From the posters and demos session in the evening, I want to highlight whoVIS: Visualizing Editor Interactions and Dynamics in Collaborative Writing Over Time , which deals with visualizing editor interactions in Wikipedia ( demo ).

Main Conference, Day 3

Friday began with Andrei Broder's excellent keynote How good was the crystal ball? A personal perspective and retrospective on favorite Web research topics  where he first looked back at search engines and what worked and what did not work (subscribing to pages for obtaining change notifications). I especially liked the outlook  he gave for semantic smart agents  and how Google Now  is just the beginning.

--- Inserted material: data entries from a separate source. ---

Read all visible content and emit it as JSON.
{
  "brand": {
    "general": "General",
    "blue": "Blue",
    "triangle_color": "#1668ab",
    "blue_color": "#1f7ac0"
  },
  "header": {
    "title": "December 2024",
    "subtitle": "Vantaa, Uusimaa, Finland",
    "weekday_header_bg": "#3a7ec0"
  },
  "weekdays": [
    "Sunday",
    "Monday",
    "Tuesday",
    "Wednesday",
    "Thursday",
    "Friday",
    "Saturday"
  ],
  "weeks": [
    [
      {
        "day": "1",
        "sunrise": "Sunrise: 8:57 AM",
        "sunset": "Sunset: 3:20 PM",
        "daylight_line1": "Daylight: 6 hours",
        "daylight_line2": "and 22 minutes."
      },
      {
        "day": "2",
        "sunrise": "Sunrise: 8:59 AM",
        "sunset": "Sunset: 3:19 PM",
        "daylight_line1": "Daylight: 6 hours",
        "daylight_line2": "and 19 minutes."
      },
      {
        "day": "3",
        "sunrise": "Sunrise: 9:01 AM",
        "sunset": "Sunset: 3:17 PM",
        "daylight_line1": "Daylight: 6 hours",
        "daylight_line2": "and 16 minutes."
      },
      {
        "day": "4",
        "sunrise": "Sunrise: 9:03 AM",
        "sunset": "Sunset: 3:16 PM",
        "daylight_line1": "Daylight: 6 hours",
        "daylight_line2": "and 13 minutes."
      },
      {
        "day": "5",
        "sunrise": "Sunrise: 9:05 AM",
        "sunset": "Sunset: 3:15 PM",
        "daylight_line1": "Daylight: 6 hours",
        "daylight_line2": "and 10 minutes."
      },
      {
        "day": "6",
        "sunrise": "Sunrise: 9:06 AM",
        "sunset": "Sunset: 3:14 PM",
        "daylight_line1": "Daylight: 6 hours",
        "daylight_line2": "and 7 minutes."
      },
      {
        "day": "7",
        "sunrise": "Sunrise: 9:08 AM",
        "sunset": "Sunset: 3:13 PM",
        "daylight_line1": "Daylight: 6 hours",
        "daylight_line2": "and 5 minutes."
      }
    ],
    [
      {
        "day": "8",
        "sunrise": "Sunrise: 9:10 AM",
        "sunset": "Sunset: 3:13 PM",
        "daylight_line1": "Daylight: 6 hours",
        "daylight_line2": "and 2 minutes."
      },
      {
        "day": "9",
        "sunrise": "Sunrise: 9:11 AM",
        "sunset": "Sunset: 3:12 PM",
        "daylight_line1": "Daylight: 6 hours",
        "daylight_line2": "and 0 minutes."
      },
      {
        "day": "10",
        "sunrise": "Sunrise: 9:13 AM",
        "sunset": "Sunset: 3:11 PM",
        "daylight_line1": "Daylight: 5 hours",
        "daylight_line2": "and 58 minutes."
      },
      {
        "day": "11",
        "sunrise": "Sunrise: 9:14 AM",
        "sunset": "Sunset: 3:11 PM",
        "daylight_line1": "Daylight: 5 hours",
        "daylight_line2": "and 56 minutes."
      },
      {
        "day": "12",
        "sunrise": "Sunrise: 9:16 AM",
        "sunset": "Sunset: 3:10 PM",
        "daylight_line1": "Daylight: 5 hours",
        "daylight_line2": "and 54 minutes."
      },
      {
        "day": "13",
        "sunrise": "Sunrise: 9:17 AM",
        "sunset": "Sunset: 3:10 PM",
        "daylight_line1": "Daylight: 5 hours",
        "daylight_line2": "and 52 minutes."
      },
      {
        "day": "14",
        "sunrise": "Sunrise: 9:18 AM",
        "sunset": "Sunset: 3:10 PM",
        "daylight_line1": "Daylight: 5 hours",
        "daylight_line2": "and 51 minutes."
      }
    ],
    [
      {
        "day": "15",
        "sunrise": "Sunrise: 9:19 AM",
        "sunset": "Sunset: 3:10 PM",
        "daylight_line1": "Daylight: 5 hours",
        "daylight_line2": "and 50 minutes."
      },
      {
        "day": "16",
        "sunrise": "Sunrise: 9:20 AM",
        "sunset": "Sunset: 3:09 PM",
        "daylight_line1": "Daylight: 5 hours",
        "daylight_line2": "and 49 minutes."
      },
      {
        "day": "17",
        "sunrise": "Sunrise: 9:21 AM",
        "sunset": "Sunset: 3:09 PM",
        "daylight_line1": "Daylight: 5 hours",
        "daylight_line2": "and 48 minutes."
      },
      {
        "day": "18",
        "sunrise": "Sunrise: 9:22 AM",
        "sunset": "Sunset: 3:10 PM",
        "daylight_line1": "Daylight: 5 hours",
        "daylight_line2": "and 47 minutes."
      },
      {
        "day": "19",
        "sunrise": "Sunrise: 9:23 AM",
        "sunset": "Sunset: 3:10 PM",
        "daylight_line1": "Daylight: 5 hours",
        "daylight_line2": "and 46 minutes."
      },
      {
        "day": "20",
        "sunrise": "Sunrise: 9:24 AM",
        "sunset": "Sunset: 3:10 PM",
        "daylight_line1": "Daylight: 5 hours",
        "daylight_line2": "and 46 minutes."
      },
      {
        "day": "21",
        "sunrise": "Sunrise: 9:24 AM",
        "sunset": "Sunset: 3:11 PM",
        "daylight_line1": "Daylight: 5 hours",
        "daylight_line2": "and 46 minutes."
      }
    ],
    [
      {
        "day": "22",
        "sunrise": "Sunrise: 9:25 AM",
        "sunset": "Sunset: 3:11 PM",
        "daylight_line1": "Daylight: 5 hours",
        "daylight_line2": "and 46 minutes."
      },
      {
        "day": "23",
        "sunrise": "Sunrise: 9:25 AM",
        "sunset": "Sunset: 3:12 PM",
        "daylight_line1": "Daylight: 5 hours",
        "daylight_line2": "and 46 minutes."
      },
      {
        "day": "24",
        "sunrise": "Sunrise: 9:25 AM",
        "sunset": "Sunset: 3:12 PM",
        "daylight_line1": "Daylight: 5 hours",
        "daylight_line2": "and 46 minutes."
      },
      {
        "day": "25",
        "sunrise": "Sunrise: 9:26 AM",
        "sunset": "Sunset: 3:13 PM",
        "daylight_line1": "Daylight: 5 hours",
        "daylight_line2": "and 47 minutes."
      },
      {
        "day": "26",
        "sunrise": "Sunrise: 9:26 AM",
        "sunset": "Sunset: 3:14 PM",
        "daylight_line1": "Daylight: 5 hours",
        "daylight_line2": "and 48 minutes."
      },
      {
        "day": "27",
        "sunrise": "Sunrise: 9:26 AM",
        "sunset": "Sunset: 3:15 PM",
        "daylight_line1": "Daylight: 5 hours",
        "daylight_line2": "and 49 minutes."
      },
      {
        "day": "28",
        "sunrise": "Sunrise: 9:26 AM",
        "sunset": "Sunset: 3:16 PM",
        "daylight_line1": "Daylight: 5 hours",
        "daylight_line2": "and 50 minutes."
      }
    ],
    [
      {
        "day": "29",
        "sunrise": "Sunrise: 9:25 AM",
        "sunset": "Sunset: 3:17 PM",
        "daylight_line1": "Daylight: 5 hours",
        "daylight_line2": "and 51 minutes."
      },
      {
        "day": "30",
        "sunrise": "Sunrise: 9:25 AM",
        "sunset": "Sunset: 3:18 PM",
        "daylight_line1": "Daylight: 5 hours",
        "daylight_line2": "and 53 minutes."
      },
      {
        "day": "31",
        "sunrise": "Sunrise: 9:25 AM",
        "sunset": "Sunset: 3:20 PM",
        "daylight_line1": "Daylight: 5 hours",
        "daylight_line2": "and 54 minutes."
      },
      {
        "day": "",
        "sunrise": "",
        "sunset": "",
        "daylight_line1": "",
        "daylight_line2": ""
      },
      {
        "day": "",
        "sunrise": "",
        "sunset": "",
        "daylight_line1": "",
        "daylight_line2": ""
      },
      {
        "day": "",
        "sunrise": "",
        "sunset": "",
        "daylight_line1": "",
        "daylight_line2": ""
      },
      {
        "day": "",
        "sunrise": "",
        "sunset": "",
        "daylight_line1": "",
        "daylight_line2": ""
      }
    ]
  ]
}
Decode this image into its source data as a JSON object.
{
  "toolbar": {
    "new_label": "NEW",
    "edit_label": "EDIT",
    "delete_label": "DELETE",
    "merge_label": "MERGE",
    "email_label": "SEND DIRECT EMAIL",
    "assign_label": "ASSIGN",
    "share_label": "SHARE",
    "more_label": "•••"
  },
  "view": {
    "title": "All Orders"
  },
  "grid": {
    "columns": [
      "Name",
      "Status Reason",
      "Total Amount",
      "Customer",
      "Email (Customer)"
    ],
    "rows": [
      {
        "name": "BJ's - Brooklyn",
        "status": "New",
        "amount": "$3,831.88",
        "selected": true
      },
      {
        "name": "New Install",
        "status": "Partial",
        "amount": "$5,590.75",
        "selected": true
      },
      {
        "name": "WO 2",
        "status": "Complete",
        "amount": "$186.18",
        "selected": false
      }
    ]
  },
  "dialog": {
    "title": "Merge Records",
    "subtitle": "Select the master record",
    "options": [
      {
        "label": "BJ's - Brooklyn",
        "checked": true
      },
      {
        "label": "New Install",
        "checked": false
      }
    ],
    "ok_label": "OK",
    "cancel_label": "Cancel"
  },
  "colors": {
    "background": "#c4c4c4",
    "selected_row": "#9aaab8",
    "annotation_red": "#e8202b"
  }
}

Again driven by my PhD topic, I followed the paper presentation of Enquiring Minds: Early Detection of Rumors in Social Media from Enquiry Posts  who showed how scepticism-driven follow-up queries on questionable news-spreading posts may reveal rumors early on. A fun paper was User Review Sites as a Resource for Large-Scale Sociolinguistic Studies  that, among other things, detected that users older than 34 mostly use smileys with nose " :-) " , those younger than 34 without nose " :) ".

General observations

  • People start to get tired of PDF proceedings when past WWW conferences explicitly required HTML submissions, as highlighted by Andrei Broder in his keynote. RASH : Research Articles in Simplified HTML is an attempt to bring back the Web to WWW.
  • Larry Page and Sergey Brin were awarded  the Test of Time  award for their paper The Anatomy of a Large-Scale Hypertextual Web Search Engine .
  • Splitting the poster and demos session into two sub-sessions is a great idea that certainly reduced my personal perceptual overload.
  • Commonly frowned upon and joked about, the lack of any formal speech or program topic at all during the (not so gala) dinner felt somewhat inadequate.
  • Paul Groth wrote a WWW trip report , too, as did Amy Guy with her WWW observations , eXascale with their blog post, and Daniel Garijo with his "first time at WWW" post.